Peki nükleer terörizm ya da biyo-terörizm nedir? Kıyamet peygamberleri haklıysa ve terörist örgütler kitle imha silahları edinip geleneksel savaşlara eşdeğer maddi zarar vermeyi başarırlarsa ne olur? Eğer ki iş o noktaya gelirse, bildiğimiz anlamdaki devlet tarih olacaktır. Ancak bildiğimiz anlamdaki terörizm de, tıpkı ev sahibi organizmayla ölen bir parazit gibi yok olacaktır.

Bir avuç fanatiği temsil eden minicik örgütler, şehirleri yok edip milyonları öldürmeyi başarırsa, siyasal şiddetten arındırılacak bir kamusal alan kalmayacaktır. Siyaset ve toplum radikal değişimler geçirecektir.
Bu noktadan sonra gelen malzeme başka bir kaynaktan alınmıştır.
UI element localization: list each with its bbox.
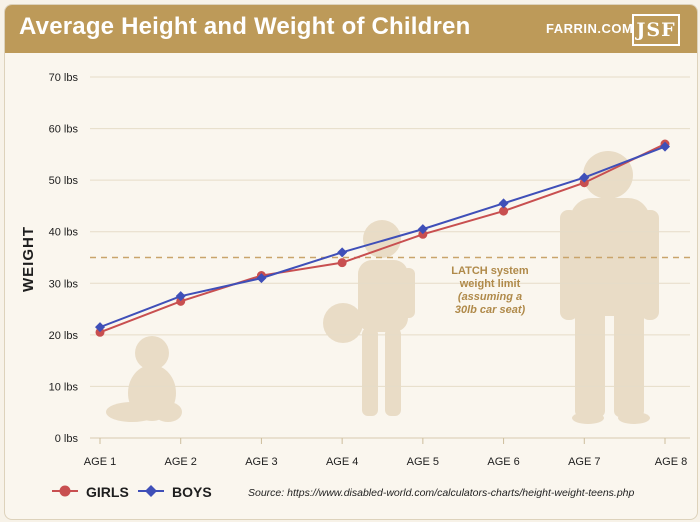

Böyle bir düzendeki siyasi mücadelelerin nasıl olacağını öngörmek mümkün değil, ancak 21. yüzyıldaki terör ve terör karşıtı çekişmelerden çok farklı olacağı kesin. Eğer 2050 yılında dünya nükleer ve biyo-terör tehdidi altında olursa, kurbanlar bugünün Batı dünyasına dönerek, hafif hayretle karışık bir özlemle, insanlar nasıl bu kadar güvenli hayatlar yaşarken böylesine tehdit altında hissetmiş diye soracaklar.


* Hayvanlardan Tanrılara Sapiens / İnsan Türünün Kısa Bir Tarihi” kitabının yazarı Prof. Yuval Noah Harari, Kudüs İbrani Üniversitesi’nde ders vermektedir. Harari’nin geçen yıl ilk hali Guardian’da yayımlanan ve Brüksel’deki terör saldırıları ardından güncellediği “Terör tiyatrosu” başlıklı yazısı yazarın Türkiye’deki yayıncısı Kolektif Kitap'ın izniyle T24’te yayımlanmıştır.